2016 U.S. Olympian and junior middleweight prospect Charles Conwell (10-0, 7 KOs) scored a 10-round unanimous decision victory over Courtney Pennington (12-4-3, 5 KOs). The official scores from ringside were 97-92, 97-92 and 96-93.
The 21-year-old Conwell had Pennington in trouble several times in the bout and opened up cuts over both eyes with a succession of left and right hooks. Pennington was hurt badly in the eighth round from a body shot and then a big left hook upstairs. Conwell decided to let up on his combinations and allowed Pennington to hold on to survive the round.

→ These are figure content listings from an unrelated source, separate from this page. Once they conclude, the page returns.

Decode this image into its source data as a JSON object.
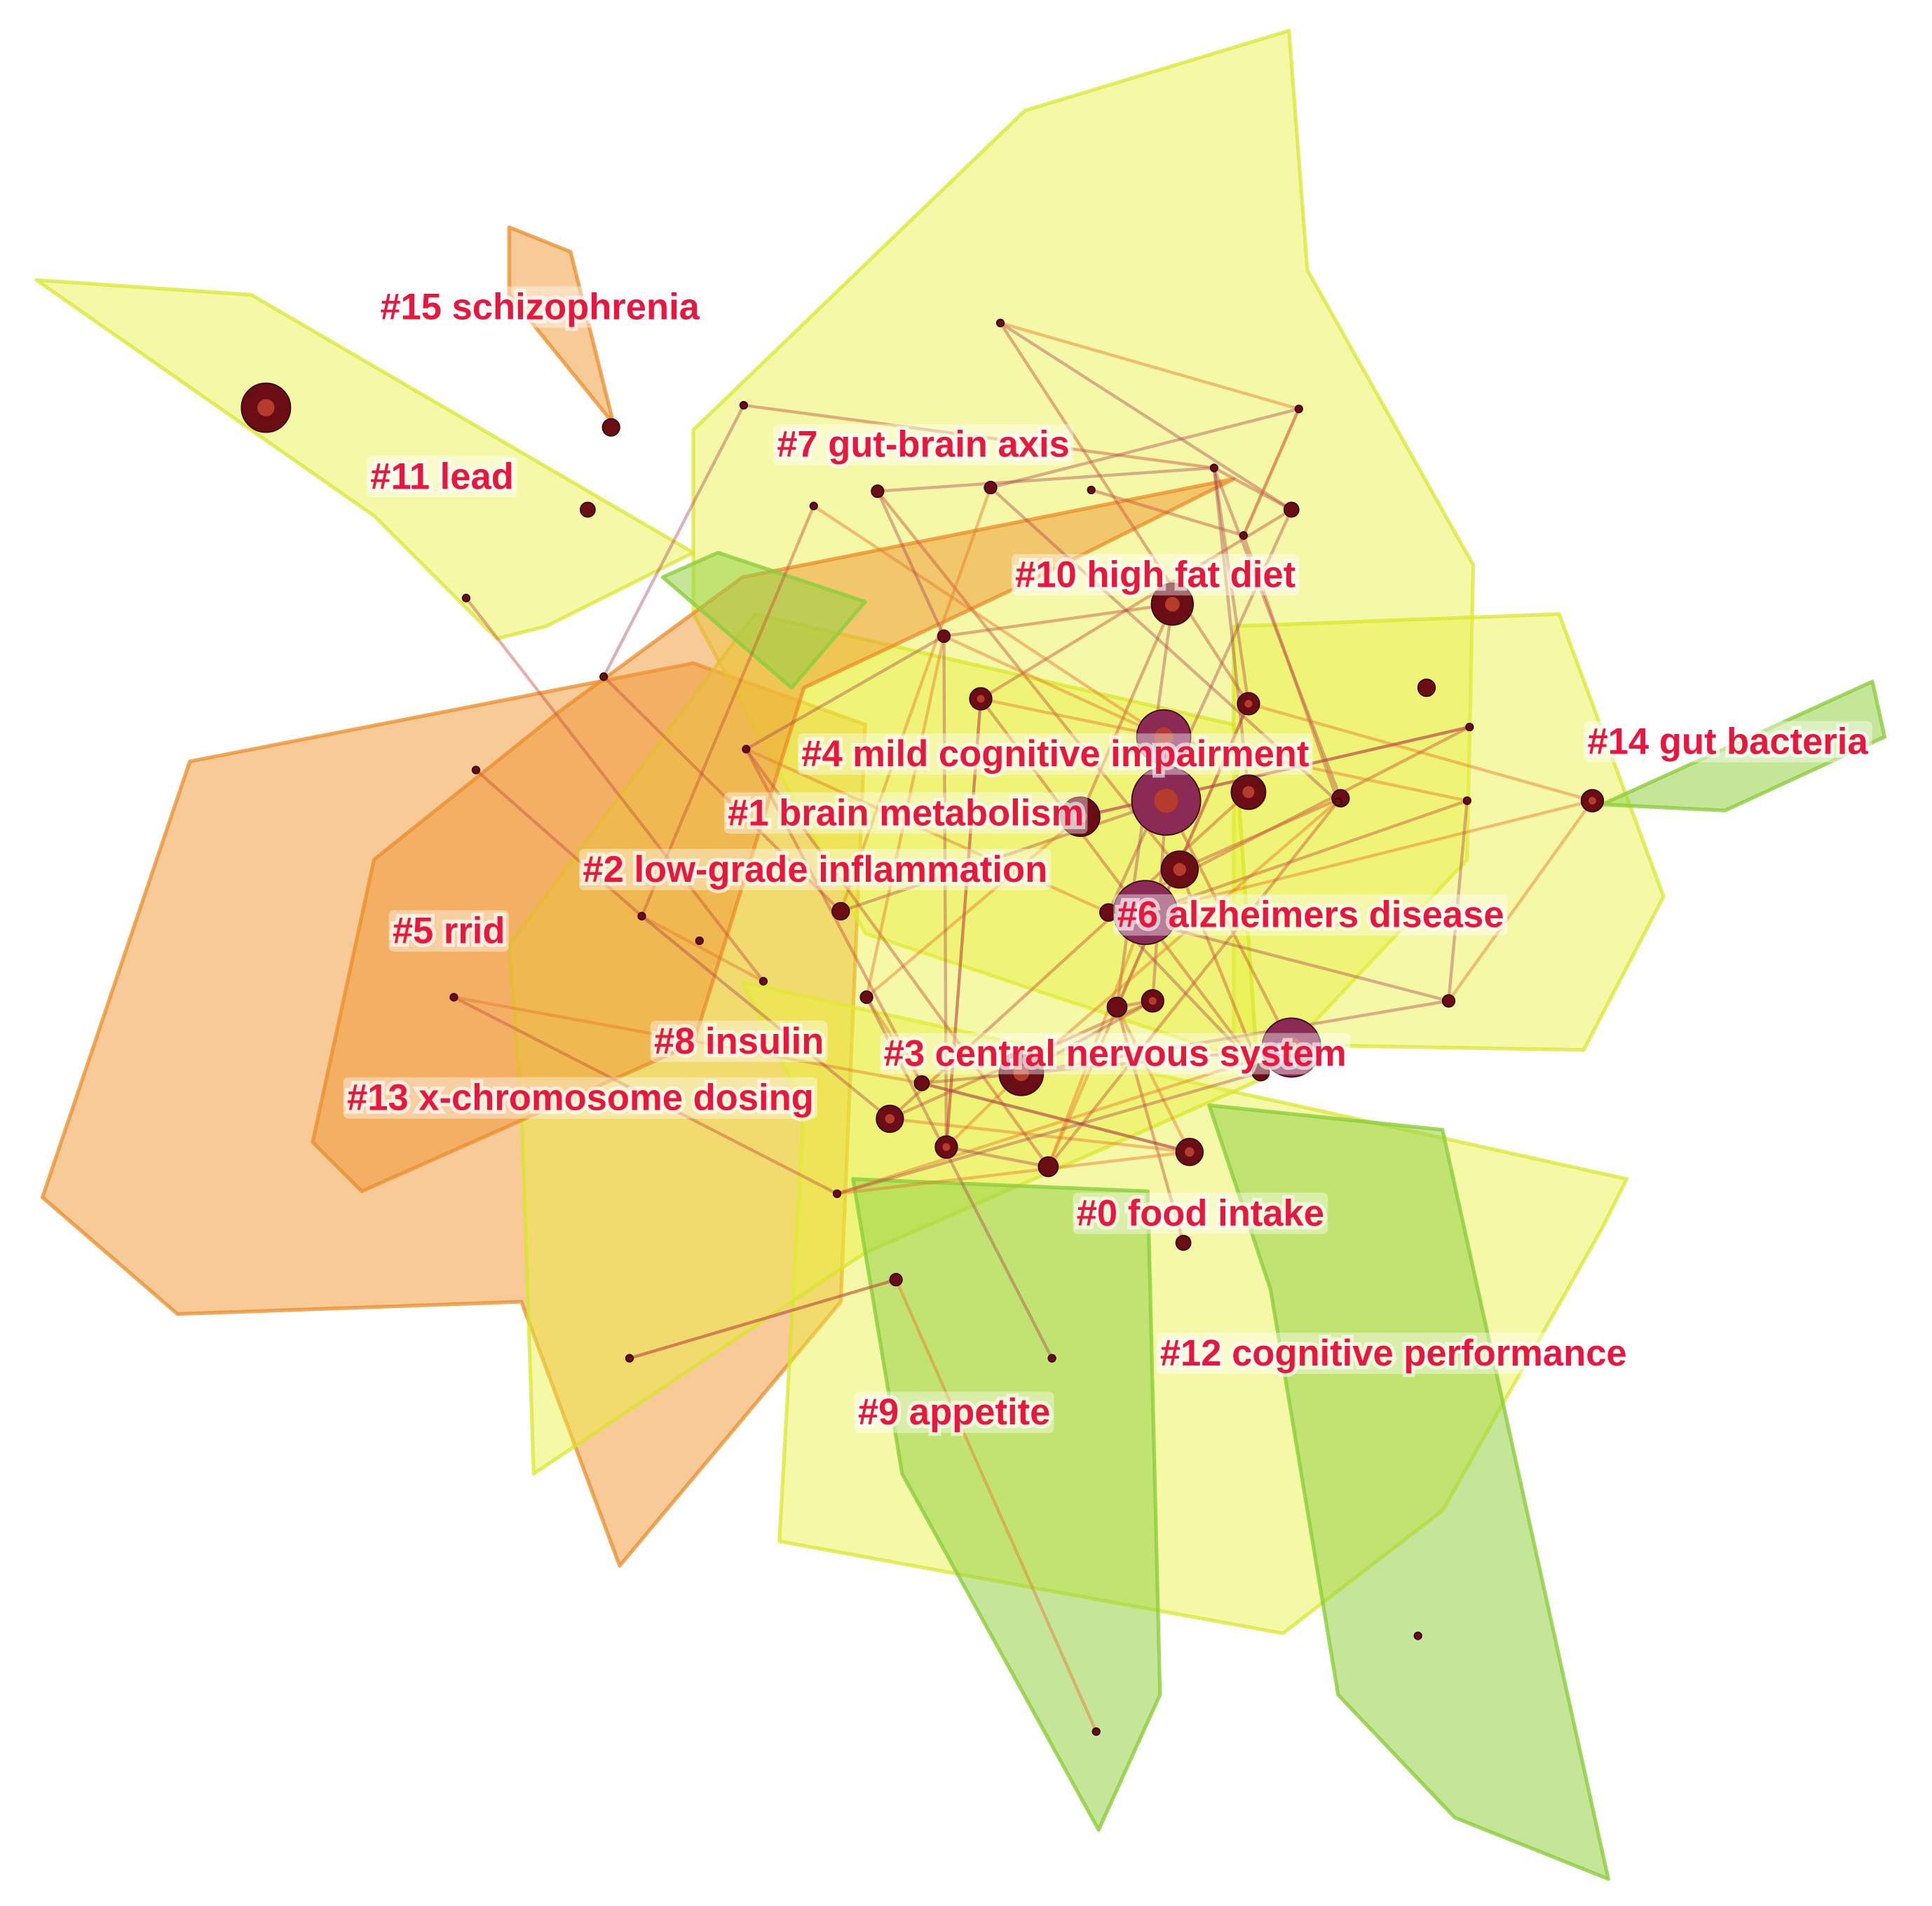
{
  "clusters": [
    {
      "label": "#15 schizophrenia"
    },
    {
      "label": "#7 gut-brain axis"
    },
    {
      "label": "#11 lead"
    },
    {
      "label": "#10 high fat diet"
    },
    {
      "label": "#14 gut bacteria"
    },
    {
      "label": "#4 mild cognitive impairment"
    },
    {
      "label": "#1 brain metabolism"
    },
    {
      "label": "#2 low-grade inflammation"
    },
    {
      "label": "#6 alzheimers disease"
    },
    {
      "label": "#5 rrid"
    },
    {
      "label": "#8 insulin"
    },
    {
      "label": "#3 central nervous system"
    },
    {
      "label": "#13 x-chromosome dosing"
    },
    {
      "label": "#0 food intake"
    },
    {
      "label": "#12 cognitive performance"
    },
    {
      "label": "#9 appetite"
    }
  ]
}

Pennington was holding throughout the bout and was docked a point in the fifth by referee Arthur Mercante Jr. Conwell was the aggressor, landing his jab with precision and going to the body early and often to stun Pennington and keep him off balance.
Pennington had a few opportunities to connect with a right hand of his own but seemed tentative and resorted to throwing one punch at a time and then holding. Conwell moved well enough to control the tempo and catch Pennington walking in several times, which caused the fighter from Brooklyn to back off.
This was the first time Conwell went 10 rounds in what was the toughest opponent of his young pro career, as Pennington came into the bout having won four consecutive bouts, including victories over the likes of New York City fighters Boyd Melson and Steven Martinez before earning a draw with Jose de Jesus Macias last March. Conwell was coming off a stoppage victory over Manny Woods last December in Ohio.
Matchroom USA’s rising middleweight prospect Nikita Ababiy (5-0, 5 KOs) blew away previously unbeaten Juan Francisco Lopez Barajas (5-1, 3 KOs) scoring a quick first-round knockout. The official time of the stoppage was 41 seconds of the opening round.
Fighting at Madison Square Garden for the first time as a professional, the 20-year-old Ababiy landed a perfectly placed left-handed uppercut to the body, dropping Barajas in an instant. Following the count, the Mexican fighter stayed down for almost five minutes while ringside physicians tended to him.
The Brooklyn native is coming off a second-round stoppage victory over Dimitri Faltin this past April in London’s 02 Arena in his UK debut.
The opening bout of the evening between Jonathan Arroyo (3-0-1, 1 KO) and Jordan Morales (3-7, 2 KOs) was scratched right before showtime due to a medical issue with Morales.